Primeiro, penso que a existência de uma coordenação unificada e orçamento próprio da seguridade social - integrando a gestão dos setores de saúde, educação e previdência social, por exemplo - não pode ser o único indicador que define a virtude de um sistema de proteção social. Mesmo as economias com sistemas de proteção com substanciais traços de virtude redistributiva não apresentam o padrão de unicidade na seguridade social sugerido por Vianna. Talvez seja necessário também avaliar o sistema de proteção social por meio de outras dimensões complementares, tais como o nível de inclusão social, a equidade no acesso aos benefícios e presteza e qualidade dos serviços prestados independente da lógica do mercado. Cohen e Franco apresentam argumentos extremamente interessantes para a avaliação de políticas públicas sociais2. Creio que a expressão final de uma vitória de Pirro do arranjo institucional da proteção social no Brasil pode estar mais associada às falhas de provisão - decorrentes do subfinanciamento ou da ineficiência do setor público - do que ao déficit de coordenação previsto pelo arranjo original da seguridade social. A baixa capacidade de prover qualidade pode explicar, em parte, a universalização excludente característica da provisão de assistência na saúde e na educação.

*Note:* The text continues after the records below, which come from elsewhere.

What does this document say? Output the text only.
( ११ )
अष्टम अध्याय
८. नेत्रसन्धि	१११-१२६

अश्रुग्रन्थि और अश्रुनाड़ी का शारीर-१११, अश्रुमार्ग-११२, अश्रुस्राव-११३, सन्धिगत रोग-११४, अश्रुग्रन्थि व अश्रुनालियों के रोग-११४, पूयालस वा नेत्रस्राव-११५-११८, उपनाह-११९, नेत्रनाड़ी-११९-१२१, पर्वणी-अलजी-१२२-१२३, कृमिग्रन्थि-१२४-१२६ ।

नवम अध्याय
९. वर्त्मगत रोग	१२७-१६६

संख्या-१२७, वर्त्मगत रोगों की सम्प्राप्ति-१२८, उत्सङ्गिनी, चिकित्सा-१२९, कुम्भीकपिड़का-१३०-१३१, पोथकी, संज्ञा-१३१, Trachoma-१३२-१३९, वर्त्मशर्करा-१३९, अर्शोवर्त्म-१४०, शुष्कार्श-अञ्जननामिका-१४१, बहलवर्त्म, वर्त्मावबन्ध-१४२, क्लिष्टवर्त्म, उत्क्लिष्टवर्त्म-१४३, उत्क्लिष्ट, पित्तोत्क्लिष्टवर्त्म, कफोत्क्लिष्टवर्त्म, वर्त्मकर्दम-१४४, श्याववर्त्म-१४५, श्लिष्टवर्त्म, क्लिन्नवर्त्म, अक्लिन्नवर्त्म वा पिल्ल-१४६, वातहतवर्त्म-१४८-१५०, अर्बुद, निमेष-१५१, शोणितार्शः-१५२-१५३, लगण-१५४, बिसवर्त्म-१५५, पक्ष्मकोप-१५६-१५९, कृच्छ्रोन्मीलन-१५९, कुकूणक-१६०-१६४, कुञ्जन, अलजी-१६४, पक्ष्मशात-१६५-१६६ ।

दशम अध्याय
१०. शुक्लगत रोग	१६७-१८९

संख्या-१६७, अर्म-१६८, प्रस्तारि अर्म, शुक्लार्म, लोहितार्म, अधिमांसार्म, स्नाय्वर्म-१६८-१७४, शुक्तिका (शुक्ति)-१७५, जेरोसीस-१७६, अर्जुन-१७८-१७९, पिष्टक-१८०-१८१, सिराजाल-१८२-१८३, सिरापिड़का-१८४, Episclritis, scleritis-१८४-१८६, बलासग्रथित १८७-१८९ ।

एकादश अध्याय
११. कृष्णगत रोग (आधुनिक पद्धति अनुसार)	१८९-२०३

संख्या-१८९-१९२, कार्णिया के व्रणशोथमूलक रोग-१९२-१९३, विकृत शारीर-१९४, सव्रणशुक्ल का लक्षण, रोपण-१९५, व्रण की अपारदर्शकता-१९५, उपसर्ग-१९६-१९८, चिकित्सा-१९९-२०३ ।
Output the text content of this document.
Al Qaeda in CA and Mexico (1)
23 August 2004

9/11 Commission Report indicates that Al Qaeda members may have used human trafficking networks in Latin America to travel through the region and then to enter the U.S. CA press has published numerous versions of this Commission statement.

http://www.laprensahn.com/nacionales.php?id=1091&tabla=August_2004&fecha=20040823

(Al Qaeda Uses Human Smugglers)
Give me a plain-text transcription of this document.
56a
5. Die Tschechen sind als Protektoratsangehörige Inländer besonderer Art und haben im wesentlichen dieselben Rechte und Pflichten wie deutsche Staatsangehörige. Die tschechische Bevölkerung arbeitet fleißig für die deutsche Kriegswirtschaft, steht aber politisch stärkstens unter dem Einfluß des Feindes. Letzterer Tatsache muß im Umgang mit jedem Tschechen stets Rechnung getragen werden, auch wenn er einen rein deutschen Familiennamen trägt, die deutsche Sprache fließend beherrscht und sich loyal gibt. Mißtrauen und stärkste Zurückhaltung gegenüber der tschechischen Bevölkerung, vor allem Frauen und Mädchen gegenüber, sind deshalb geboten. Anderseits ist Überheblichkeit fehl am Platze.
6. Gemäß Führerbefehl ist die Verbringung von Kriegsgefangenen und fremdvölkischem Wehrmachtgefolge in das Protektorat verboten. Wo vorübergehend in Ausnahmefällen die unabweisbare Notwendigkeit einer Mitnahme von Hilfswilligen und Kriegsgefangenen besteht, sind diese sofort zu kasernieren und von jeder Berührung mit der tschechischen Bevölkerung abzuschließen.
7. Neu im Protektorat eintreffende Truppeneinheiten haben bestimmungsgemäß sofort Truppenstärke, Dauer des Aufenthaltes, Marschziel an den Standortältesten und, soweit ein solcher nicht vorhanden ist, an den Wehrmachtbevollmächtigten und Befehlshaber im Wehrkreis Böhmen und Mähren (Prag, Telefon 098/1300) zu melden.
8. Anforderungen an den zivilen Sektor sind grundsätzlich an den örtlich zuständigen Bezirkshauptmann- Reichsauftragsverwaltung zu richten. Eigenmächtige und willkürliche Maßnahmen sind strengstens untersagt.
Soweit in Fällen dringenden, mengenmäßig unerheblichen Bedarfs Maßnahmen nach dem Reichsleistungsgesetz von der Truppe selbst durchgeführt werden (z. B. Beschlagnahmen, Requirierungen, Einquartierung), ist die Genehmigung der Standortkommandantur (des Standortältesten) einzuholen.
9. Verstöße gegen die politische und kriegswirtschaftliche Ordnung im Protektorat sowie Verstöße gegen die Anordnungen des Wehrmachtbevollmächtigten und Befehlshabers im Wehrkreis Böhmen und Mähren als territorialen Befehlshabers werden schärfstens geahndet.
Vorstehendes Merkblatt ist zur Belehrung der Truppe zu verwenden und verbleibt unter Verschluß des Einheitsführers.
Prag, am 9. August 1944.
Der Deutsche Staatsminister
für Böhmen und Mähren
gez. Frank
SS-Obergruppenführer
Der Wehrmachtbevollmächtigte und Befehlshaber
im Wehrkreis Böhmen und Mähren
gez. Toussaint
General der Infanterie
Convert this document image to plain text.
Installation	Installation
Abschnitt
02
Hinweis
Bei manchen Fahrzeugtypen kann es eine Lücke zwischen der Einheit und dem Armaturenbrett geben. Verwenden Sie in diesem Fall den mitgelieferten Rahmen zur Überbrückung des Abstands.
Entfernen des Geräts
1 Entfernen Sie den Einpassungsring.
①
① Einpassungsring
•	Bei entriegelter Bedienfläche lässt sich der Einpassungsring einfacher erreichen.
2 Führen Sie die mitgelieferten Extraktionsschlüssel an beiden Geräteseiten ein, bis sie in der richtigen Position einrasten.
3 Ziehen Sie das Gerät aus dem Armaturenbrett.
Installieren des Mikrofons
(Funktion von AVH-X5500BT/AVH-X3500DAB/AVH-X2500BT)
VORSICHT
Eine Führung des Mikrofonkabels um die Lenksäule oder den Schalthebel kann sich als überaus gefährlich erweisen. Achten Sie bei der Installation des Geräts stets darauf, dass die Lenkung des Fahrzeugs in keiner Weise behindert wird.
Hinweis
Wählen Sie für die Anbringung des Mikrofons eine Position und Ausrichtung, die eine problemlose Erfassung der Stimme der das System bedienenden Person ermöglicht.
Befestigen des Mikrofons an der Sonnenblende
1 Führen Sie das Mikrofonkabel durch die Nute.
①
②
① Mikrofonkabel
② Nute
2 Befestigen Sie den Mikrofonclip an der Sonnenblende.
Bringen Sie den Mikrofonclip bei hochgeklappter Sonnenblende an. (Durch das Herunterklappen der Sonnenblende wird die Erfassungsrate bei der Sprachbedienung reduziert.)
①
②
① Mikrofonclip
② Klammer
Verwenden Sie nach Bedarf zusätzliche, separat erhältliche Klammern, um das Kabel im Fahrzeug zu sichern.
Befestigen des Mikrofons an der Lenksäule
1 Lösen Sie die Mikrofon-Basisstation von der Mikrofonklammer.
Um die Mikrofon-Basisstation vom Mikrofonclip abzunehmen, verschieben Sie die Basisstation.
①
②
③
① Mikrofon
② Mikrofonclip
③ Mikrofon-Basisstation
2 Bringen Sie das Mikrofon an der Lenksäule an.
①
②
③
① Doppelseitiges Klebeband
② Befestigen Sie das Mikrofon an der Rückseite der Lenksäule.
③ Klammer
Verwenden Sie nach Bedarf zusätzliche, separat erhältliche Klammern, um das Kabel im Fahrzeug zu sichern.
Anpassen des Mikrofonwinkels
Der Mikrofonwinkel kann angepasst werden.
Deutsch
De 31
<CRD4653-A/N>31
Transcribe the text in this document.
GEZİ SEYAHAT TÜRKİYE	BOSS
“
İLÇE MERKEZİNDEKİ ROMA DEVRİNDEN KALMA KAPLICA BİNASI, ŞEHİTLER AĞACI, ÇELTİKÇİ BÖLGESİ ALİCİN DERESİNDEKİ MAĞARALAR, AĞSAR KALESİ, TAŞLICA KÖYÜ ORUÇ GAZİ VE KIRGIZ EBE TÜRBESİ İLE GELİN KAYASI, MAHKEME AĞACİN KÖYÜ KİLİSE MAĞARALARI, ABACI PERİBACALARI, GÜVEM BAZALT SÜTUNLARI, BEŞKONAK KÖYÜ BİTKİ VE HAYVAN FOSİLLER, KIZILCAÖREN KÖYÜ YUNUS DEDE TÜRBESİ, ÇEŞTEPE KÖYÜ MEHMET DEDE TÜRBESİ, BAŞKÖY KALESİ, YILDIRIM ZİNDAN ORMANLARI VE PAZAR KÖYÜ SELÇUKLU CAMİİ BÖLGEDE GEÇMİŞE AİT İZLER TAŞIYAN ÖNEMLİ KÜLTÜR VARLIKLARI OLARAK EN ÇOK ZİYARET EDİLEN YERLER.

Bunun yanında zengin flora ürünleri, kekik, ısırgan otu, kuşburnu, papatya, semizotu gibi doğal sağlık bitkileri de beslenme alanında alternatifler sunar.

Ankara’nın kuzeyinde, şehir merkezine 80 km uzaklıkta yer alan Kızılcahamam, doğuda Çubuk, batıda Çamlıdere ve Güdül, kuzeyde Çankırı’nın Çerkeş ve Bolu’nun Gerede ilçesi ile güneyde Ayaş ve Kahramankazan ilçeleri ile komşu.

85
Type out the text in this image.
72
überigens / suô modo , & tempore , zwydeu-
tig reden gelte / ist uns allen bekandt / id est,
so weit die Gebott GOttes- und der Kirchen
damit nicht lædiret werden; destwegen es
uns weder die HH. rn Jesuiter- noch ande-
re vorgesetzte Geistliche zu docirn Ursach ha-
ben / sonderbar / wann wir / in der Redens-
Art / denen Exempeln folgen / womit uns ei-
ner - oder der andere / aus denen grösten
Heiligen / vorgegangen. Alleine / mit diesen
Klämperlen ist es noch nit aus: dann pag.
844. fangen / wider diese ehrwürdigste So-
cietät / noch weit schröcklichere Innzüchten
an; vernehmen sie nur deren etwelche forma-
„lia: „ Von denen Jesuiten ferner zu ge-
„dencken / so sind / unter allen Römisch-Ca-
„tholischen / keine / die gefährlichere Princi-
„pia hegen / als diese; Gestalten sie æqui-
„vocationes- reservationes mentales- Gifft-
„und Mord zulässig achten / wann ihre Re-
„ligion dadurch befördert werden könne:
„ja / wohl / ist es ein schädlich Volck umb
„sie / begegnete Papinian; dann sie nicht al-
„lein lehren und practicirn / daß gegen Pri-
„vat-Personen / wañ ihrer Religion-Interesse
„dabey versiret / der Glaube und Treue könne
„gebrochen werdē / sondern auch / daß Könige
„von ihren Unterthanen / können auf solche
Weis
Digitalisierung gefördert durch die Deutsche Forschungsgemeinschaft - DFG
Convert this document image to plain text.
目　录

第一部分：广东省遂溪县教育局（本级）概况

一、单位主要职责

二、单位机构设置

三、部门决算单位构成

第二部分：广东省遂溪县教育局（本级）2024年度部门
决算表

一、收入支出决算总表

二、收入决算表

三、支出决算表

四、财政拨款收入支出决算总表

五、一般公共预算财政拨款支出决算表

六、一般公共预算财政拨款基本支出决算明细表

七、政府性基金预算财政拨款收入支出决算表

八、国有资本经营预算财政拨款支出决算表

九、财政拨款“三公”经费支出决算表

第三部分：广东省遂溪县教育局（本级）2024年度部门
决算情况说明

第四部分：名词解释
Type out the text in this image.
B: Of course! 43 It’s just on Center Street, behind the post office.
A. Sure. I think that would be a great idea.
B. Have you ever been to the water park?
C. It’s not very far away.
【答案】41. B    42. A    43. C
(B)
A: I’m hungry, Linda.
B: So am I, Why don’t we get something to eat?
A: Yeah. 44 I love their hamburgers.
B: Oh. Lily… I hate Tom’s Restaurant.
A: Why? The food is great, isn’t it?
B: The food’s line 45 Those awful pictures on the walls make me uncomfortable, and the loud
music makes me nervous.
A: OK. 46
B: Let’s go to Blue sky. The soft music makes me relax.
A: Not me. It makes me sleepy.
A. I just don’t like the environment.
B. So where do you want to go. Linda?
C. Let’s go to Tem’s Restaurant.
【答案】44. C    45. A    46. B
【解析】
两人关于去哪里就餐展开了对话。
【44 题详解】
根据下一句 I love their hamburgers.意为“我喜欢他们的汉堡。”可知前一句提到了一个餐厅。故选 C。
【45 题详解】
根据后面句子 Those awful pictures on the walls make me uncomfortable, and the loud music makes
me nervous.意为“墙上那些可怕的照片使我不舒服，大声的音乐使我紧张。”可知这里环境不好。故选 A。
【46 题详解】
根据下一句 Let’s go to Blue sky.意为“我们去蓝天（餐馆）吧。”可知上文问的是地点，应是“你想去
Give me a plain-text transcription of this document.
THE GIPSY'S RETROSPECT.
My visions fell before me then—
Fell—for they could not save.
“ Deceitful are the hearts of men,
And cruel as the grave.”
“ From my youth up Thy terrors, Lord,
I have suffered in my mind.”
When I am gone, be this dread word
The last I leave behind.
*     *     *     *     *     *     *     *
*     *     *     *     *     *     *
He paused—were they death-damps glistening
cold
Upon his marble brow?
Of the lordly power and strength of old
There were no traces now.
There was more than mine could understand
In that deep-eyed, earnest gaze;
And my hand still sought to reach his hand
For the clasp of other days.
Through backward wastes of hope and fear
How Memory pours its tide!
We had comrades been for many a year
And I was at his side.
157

Segundo, a coordenação geral pela seguridade social não impediria os conflitos distributivos entre os diferentes setores por força das diferenças na forma de provisão de benefícios, clientelas, comunidades de especialistas, profissões e compromissos federativos. Poderia aumentar substancialmente os custos transacionais de implementação de inovações nestas políticas setoriais.

Continuidade: o argumento de Eduardo Fagnani contra a minha tese da continuidade entre os governos da FHC e Lula na proteção social busca atingir um alvo mais amplo: a negação do universalismo no Brasil pela presença da focalização. Diz Fagnani: em primeiro lugar, não é adequado considerar a focalização como a continuidade da agenda da redemocratização. A agenda da redemocratização era baseada no paradigma do Estado de Bem-Estar Social e a focalização é a antítese desse paradigma. Ao invés da continuidade, a focalização foi uma cunha aberta pelas forças do mercado para inserir o Estado Mínimo na agenda.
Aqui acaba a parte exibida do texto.